Mas as possibilidades da tilápia na área da saúde ainda vão além. Em 2019, a doutoranda do Programa de Pós-graduação em Desenvolvimento Rural Sustentável da Universidade Estadual do Oeste do Paraná (Unioeste) Ana Maria da Silva desenvolveu um produto inusitado para auxiliar a alimentação da filha, que na época estava grávida e enfrentava um câncer.

O tratamento quimioterápico causava feridas na boca da jovem, dificultando a alimentação. Um dos poucos alimentos que traziam algum alívio era sorvete, que, por ser gelado, aliviava as dores. Porém, seu valor nutricional era insuficiente. Diante disso, Ana Maria decidiu inserir a proteína de peixe no sorvete.
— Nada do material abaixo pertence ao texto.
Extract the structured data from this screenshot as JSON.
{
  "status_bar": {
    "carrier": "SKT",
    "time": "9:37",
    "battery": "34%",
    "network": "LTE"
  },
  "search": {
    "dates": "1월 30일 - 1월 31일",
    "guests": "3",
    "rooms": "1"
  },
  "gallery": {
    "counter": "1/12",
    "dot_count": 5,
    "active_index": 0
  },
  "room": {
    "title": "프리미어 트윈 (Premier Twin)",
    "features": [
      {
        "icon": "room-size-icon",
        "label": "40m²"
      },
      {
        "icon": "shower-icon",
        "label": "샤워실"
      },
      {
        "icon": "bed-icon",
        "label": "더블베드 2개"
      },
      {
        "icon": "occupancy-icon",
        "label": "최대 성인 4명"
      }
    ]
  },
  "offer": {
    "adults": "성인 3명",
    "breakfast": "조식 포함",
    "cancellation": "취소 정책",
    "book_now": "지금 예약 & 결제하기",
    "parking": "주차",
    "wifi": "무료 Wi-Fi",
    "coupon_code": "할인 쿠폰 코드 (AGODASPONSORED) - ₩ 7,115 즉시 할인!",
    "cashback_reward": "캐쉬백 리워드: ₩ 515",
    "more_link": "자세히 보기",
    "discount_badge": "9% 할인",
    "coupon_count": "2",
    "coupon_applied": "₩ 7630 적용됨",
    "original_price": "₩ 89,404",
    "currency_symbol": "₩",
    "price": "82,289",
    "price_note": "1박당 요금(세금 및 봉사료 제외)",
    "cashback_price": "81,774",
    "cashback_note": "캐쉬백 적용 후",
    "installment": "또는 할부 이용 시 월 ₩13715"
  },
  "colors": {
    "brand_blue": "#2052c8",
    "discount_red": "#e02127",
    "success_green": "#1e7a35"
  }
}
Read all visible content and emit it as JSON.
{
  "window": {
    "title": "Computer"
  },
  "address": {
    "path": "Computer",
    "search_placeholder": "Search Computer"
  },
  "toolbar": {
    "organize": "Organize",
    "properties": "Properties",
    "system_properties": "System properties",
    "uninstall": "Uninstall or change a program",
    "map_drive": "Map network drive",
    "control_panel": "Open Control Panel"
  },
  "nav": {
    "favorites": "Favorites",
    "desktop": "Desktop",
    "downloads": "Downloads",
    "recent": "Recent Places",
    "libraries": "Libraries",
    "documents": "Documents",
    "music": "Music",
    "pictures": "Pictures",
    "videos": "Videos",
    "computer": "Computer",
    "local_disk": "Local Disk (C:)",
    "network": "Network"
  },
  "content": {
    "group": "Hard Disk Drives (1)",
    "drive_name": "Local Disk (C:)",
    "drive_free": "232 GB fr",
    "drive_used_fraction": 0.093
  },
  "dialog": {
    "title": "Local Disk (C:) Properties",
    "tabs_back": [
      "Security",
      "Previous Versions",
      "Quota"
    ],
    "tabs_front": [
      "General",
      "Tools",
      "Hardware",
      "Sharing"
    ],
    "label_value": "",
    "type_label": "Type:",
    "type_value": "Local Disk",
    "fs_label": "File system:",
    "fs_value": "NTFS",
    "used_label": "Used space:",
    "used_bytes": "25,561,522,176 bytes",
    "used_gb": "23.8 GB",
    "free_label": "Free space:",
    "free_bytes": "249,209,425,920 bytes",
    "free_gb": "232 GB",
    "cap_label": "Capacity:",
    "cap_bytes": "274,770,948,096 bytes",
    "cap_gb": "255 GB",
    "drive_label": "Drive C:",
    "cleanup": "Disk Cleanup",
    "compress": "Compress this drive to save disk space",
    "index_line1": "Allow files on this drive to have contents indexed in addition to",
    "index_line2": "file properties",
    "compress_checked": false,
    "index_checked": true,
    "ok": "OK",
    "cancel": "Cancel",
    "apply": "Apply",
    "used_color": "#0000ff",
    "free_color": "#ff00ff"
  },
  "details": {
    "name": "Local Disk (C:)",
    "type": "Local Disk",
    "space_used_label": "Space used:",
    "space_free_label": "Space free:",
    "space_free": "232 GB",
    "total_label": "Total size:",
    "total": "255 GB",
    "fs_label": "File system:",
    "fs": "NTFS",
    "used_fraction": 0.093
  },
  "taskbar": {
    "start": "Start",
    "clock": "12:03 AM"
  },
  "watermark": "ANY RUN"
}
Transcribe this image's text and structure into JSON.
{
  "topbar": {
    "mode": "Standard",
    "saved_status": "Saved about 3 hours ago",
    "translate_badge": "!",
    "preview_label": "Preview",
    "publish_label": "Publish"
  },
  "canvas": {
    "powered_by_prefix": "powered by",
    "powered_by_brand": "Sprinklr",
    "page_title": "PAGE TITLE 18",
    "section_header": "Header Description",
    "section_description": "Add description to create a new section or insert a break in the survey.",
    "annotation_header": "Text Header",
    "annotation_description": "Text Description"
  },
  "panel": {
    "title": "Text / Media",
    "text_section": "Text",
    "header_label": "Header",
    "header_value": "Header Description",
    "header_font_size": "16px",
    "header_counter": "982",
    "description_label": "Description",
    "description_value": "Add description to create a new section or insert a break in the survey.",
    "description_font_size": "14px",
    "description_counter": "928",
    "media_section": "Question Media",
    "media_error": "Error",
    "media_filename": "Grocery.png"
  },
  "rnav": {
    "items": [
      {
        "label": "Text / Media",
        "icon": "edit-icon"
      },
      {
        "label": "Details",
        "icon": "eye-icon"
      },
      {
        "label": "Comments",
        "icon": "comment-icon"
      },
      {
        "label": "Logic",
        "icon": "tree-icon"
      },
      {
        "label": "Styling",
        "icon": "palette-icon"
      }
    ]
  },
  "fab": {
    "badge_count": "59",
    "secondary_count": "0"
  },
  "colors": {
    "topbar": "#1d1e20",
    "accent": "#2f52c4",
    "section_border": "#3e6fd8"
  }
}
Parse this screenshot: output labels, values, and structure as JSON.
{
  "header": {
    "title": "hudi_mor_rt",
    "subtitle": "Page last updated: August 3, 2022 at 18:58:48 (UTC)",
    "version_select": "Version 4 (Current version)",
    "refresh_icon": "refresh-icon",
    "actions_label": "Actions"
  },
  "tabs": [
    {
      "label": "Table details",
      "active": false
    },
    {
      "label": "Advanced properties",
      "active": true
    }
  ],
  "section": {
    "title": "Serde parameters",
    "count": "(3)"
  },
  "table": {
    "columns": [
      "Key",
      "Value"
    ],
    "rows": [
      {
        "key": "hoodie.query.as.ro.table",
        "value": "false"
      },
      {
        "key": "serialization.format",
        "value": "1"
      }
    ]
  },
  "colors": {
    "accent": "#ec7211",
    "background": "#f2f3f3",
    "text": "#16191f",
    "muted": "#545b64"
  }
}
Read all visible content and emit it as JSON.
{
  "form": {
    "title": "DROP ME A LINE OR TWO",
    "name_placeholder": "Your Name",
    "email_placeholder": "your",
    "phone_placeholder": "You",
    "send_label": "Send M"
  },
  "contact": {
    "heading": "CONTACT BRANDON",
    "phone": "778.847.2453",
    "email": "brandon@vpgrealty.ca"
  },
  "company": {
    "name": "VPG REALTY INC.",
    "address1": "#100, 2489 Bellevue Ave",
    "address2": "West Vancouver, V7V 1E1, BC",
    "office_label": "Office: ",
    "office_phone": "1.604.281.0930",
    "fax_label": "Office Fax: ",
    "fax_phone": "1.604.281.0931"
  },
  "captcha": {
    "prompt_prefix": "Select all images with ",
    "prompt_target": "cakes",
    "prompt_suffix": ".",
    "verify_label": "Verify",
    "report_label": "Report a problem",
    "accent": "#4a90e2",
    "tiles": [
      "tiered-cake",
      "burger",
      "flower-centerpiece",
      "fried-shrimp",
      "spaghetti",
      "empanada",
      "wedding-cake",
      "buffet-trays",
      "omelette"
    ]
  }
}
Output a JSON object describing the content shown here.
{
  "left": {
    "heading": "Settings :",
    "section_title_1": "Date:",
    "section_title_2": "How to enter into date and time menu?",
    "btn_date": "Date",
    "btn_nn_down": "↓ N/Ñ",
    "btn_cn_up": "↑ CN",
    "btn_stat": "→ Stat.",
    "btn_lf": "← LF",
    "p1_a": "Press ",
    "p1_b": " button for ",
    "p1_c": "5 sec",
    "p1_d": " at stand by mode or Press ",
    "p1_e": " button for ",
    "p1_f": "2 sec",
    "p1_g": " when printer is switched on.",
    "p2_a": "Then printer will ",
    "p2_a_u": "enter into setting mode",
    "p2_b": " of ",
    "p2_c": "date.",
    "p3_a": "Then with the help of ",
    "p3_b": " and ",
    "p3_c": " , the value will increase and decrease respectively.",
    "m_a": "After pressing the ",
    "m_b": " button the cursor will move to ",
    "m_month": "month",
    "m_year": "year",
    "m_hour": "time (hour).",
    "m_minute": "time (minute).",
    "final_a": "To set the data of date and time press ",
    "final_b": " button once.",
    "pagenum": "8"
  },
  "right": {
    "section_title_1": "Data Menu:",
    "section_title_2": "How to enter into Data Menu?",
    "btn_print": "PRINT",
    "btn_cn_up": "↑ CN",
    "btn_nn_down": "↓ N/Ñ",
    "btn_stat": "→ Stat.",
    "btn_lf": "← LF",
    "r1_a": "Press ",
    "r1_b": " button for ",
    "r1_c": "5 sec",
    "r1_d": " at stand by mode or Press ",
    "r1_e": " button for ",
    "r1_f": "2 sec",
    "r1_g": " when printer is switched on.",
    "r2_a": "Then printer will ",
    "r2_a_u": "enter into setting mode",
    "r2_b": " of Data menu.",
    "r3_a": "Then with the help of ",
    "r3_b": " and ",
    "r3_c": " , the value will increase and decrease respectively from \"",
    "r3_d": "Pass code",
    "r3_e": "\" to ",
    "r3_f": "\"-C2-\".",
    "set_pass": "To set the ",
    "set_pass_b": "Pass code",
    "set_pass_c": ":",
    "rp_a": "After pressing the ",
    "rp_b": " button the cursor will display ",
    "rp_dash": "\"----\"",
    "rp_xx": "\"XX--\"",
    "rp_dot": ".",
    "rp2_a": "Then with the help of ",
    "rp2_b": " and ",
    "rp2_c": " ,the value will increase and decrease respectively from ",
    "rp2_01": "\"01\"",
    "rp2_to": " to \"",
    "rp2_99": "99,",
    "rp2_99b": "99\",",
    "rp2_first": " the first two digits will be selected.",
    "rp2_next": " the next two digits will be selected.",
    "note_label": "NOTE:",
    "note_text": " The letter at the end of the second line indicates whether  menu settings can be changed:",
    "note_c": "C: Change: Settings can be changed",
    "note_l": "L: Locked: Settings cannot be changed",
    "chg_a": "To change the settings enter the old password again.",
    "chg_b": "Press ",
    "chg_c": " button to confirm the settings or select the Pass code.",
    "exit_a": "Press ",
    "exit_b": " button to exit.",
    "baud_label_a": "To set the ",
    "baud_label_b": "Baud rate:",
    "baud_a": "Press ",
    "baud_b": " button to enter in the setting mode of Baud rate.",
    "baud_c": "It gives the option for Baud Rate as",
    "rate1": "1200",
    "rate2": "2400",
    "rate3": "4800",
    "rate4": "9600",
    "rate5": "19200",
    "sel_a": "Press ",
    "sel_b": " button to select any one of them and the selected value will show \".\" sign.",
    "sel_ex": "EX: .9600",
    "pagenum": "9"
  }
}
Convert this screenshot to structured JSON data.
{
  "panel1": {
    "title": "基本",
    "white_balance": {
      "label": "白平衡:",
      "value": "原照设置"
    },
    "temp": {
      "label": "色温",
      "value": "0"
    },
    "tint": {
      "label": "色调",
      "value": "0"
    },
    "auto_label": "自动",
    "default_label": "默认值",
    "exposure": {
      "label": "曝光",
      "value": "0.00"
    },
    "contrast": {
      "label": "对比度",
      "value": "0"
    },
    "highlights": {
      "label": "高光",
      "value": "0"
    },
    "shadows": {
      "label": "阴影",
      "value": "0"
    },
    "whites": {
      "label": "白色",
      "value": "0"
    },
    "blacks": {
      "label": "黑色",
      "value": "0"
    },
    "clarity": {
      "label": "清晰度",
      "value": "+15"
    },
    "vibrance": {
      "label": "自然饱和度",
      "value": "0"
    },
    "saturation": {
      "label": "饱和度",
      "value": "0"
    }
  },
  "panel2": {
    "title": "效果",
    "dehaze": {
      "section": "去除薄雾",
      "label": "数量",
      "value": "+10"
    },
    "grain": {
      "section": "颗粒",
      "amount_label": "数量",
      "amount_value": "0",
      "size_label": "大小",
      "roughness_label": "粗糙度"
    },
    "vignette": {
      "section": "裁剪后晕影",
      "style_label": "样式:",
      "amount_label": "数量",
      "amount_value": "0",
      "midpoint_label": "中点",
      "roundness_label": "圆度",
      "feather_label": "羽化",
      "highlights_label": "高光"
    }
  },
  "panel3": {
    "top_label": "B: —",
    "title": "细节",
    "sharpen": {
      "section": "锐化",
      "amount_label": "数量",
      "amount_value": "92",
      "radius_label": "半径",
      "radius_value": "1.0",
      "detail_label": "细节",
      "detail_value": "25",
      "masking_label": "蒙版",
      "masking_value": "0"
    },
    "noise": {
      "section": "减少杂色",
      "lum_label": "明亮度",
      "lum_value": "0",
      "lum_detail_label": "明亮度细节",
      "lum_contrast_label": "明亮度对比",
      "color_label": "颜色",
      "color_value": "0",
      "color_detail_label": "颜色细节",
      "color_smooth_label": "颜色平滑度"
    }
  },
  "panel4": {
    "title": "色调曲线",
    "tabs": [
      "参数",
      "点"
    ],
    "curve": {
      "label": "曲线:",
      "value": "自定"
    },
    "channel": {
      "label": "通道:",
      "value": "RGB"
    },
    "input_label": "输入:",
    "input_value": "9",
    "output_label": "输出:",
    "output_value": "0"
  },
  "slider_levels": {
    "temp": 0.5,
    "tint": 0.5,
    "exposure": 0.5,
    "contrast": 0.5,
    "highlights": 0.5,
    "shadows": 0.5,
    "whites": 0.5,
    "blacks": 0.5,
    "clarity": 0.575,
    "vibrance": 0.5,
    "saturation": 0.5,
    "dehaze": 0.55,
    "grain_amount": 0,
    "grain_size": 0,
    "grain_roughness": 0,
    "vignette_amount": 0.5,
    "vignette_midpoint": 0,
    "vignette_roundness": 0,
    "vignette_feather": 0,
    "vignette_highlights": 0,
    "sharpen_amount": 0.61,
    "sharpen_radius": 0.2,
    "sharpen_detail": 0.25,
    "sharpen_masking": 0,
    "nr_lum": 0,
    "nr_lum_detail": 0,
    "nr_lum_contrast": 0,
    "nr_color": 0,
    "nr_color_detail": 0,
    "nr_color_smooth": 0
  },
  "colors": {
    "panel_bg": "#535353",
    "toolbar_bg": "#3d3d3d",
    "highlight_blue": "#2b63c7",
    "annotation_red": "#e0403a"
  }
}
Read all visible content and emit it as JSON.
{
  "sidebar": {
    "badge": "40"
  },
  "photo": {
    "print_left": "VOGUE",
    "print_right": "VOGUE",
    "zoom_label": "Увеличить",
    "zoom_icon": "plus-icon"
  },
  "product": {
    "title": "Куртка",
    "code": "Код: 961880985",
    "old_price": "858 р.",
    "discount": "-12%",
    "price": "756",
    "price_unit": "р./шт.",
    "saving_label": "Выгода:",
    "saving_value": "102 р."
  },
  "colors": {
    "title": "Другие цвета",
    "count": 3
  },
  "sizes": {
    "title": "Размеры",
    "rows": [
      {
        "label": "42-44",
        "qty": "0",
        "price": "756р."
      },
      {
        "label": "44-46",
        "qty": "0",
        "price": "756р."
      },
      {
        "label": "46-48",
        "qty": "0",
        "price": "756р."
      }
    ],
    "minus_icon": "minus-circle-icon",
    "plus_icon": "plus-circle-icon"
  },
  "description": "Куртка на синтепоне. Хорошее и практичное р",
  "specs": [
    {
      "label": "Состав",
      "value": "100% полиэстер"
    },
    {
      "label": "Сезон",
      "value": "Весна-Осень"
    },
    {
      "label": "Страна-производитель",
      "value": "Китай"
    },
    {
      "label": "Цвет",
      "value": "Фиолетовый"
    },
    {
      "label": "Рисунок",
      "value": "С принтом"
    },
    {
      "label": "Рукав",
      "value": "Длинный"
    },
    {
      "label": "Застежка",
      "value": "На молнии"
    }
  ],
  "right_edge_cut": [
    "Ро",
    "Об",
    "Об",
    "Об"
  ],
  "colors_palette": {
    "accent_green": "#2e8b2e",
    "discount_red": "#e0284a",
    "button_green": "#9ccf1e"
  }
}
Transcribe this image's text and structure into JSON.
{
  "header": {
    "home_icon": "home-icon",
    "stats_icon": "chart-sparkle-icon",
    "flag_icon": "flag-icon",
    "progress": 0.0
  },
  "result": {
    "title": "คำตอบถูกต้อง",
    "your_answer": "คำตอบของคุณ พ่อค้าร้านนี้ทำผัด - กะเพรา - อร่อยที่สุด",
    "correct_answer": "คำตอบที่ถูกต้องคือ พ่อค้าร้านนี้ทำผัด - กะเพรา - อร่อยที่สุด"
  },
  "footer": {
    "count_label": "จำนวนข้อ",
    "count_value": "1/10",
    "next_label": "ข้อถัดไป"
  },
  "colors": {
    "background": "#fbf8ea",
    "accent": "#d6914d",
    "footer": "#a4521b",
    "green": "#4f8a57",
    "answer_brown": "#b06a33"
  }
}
Por meio de um processo que transforma a carne da tilápia em líquido, foi possível criar um sorvete rico em proteína, que mantém as características e o sabor da sobremesa.

Em outubro, o sorvete de tilápia conquistou o terceiro lugar na Maratona de Inovação do Pescado no AgriFutura, principal encontro da cadeia produtiva do pescado da América Latina.

Tocantins é capaz de criar tilápias até dois meses mais rápido que os principais Estados produtores
Foto: Jefferson Christofoletti

Usos diversos

Outro projeto que chama a atenção vem do litoral do Paraná. Por lá, iniciativas transformam a pele, não apenas da tilápia, mas também de outras espécies de peixes, em couro, utilizado para fazer bolsas, sapatos e diversos itens de artesanato. Recentemente, o cantor brasileiro de pagode Rodriguinho estreou um tênis totalmente produzido em couro de tilápia nas cores da bandeira brasileira.

O potencial da pele de tilápia também já foi identificado pelas cooperativas, responsáveis pela maior parte da produção estadual. A C.Vale, por exemplo, exporta 75 toneladas de pele de tilápia todos os meses para Taiwan para a produção de cosméticos.

A exemplo do bovino, do qual se aproveita “até o berro”, em referência ao uso de todas as partes do animal, o pescado também mostra que tem muito mais a oferecer do que apenas proteína. E o Paraná tem todas as condições de aproveitar essas oportunidades.